Saladoff noted that oftentimes it depends on cost. He also noted that he has been involved with federal rehabilitations and it is not always favorable to use substitute material. Steele said she doesn't know if she could ever recommend alternative materials because as a member of the Historic Commission, it is her duty to preserve our historic resources. If someone uses alternative materials on a structure, then later wants to receive a special assessment designation from the State, it would most likely be denied unless that owner would be willing to go to the expense of removing the material.

Sorrenson said it is still possible to get wood windows but they are much more expensive than vinyl windows. As stated in Brief 16, there are four general reasons to use substitute materials: 1) the unavailability of historic materials; 2) the unavailability of skilled craftsmen; 3) inherent flaws in the original materials; and 4) code-required changes. He asked if historic materials were available, would they be cost-prohibited? Also, some of the materials will become harder to get because of environmental concerns. Saladoff said he would like more specifics about the materials and he would like to know where they have been used. Leighton suggested getting someone affiliated with the State Historic Preservation Office to be present in order to create a good dialogue on the material.

Sorrenson then showed the members an example of extruded polymer, which was made to look like wood. He said he would like to come back to the Commission when there was more time. Steele commented his presentation might be appropriate for a brown bag workshop but didn't feel it would be appropriate for the Commission to sponsor. This will be discussed further at the October meeting, then Sorrenson will be contacted to let him know when to come back to a Commission meeting.

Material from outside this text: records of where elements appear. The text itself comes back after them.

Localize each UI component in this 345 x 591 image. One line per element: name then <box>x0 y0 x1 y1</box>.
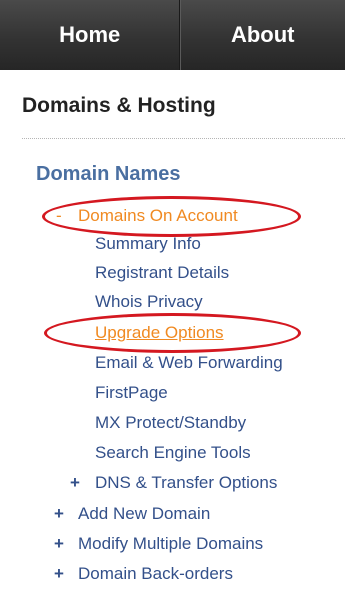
top-navigation-bar: Home About <box>0 0 345 70</box>
expand-icon[interactable]: + <box>54 564 64 584</box>
menu-item-summary-info[interactable]: Summary Info <box>95 234 201 254</box>
menu-item-whois-privacy[interactable]: Whois Privacy <box>95 292 203 312</box>
collapse-toggle[interactable]: - <box>56 206 62 226</box>
expand-icon[interactable]: + <box>54 504 64 524</box>
section-divider <box>22 138 345 139</box>
menu-item-domain-back-orders[interactable]: Domain Back-orders <box>78 564 233 584</box>
page: Home About Domains & Hosting Domain Name… <box>0 0 345 591</box>
menu-item-dns-transfer-options[interactable]: DNS & Transfer Options <box>95 473 277 493</box>
nav-about[interactable]: About <box>180 0 345 70</box>
menu-item-modify-multiple-domains[interactable]: Modify Multiple Domains <box>78 534 263 554</box>
menu-item-firstpage[interactable]: FirstPage <box>95 383 168 403</box>
menu-item-upgrade-options[interactable]: Upgrade Options <box>95 323 224 343</box>
menu-item-search-engine-tools[interactable]: Search Engine Tools <box>95 443 251 463</box>
menu-item-add-new-domain[interactable]: Add New Domain <box>78 504 210 524</box>
expand-icon[interactable]: + <box>70 473 80 493</box>
expand-icon[interactable]: + <box>54 534 64 554</box>
menu-item-domains-on-account[interactable]: Domains On Account <box>78 206 238 226</box>
section-title: Domains & Hosting <box>22 94 216 117</box>
menu-item-mx-protect-standby[interactable]: MX Protect/Standby <box>95 413 246 433</box>
menu-group-domain-names[interactable]: Domain Names <box>36 163 181 186</box>
side-menu-panel: Domains & Hosting Domain Names - Domains… <box>0 70 345 591</box>
menu-item-registrant-details[interactable]: Registrant Details <box>95 263 229 283</box>
nav-home[interactable]: Home <box>0 0 181 70</box>
menu-item-email-web-forwarding[interactable]: Email & Web Forwarding <box>95 353 283 373</box>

Review Board - Following is the September schedule for the Review Board, which meets every Thursday from 3:00 to at least 3:30 p.m. in the Planning Department:

September 5

Skibby, Leighton and/or Giordano

September 12

Skibby, Chambers and Krippaehne

September 19

Skibby, Saladoff and Shostrom

September 26

Skibby, Steele and Leighton

Project Assignments for Planning Actions

PA #2000-120

485 "A" Street (Steve Hoxmeier)


PA #2001-029

455 Siskiyou Boulevard (Fire Station)


PA #2001-059

50 Sixth Street (Qwest)


PA #2001-075

348 Iowa Street (Eva Cooley)


PA #2001-088

61 Nutley Street (William Machado & Denise Byron)


PA #2002-002

472 Scenic Drive (Kirt Meyer & Vadim Agakhanov)


PA #2002-010

103 S. Laurel Street (Laura Shrewsbury)


PA #2002-021

25 Granite Street (Carol Dutra)


PA #2002-023

660 "B" Street (Susan Dempsay)


PA #2002-064

542 "A" Street (David Gremmels & Cary Bryant)


PA #2002-080

286 Eighth Street (John & Mary Ellen Cole)


PA #2002-075

SE corner of "A" & Pioneer Streets (Alan Sandler)


PA #2002-094

340 Oak Street ("A" Street Marketplace)


PA # 2002-098

521 North Main Street (Scott Young Medical Center)


PA #2002-100

142 East Main Street (Earthly Goods)



2002-2003 Goal Setting Date Change - Due to the inability to find a meeting room large enough for public hearings on October 2, the goal setting meeting has been changed to November 6. The meeting will begin at 4:00 p.m. in the New Hillah Conference Room.

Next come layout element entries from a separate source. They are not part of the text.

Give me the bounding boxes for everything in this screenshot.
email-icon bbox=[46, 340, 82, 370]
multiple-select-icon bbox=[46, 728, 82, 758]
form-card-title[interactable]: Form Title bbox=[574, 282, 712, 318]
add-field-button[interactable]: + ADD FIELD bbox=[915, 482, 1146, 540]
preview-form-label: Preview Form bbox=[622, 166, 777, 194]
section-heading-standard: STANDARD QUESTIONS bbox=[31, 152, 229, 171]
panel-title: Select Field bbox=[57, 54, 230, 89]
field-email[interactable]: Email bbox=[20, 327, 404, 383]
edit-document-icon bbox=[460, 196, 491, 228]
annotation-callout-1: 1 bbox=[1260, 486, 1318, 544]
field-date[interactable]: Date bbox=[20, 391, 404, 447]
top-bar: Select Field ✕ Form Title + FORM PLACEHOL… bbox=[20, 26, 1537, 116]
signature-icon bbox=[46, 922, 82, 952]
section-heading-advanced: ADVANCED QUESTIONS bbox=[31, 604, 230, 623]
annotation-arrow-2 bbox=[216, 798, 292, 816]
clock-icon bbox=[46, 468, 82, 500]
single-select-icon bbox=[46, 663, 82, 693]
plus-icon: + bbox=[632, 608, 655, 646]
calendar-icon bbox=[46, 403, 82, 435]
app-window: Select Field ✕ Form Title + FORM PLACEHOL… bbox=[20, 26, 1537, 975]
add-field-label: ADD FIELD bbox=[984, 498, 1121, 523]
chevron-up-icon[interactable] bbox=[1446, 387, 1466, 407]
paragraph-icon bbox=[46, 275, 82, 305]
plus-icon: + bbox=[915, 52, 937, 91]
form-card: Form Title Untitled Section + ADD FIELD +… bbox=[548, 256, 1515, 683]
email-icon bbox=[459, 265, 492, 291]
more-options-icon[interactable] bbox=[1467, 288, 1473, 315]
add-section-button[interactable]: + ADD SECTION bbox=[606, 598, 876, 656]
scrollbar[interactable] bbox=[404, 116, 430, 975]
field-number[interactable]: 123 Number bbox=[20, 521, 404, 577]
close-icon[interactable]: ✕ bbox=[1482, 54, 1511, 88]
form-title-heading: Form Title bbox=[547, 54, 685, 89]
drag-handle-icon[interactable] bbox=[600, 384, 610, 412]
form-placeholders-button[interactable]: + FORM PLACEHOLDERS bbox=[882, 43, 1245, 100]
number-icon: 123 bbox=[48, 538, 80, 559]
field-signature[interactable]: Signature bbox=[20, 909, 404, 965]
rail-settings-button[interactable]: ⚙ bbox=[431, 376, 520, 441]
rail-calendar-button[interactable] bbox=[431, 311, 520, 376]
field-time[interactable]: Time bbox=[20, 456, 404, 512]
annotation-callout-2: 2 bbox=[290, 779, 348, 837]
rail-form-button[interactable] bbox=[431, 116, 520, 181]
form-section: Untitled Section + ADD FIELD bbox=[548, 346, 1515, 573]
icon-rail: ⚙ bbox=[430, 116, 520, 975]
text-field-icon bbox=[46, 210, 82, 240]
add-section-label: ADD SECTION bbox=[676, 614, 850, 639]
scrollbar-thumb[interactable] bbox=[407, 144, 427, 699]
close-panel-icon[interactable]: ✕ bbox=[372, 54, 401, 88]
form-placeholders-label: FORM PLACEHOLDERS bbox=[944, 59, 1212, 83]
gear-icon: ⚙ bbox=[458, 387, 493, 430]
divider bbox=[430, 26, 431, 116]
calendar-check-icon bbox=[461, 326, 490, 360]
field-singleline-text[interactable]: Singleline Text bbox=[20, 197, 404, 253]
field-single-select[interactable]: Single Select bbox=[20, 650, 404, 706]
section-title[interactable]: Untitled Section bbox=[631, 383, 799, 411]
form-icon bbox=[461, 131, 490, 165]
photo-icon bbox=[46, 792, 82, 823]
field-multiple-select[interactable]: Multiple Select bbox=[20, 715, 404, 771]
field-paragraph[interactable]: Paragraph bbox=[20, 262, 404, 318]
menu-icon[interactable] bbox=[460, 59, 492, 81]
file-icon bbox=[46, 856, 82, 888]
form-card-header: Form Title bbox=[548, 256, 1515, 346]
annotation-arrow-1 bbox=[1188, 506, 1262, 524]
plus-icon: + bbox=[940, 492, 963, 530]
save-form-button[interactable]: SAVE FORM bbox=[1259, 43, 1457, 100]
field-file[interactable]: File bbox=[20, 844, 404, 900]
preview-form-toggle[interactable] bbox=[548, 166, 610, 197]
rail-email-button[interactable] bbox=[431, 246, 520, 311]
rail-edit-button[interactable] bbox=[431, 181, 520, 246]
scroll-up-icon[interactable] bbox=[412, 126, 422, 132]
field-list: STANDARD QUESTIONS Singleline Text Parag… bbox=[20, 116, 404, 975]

Leighton informed the Commission that Southern Oregon Historical Society (SOHS) would be holding two events at Hanley Farm in September. On September 7 and 8, the Early Day Gas Engine & Tractor Association will present antique tractors, gas engines, tractor-drawn wagon tours, etc. The Southern Oregon Draft & Harness Association will be featured on September 14 and 15 for turn-of-the-century hay baling press and threshing machine demonstrations, horse-drawn wagon tours, and draft and miniature horses will be on display.

Knox informed the Commission that the date for the Historic Paint Colors brown bag workshop in Jacksonville has been changed from September 28 to October 5.


It was the unanimous decision of the Commission to adjourn the meeting at 10:35 p.m.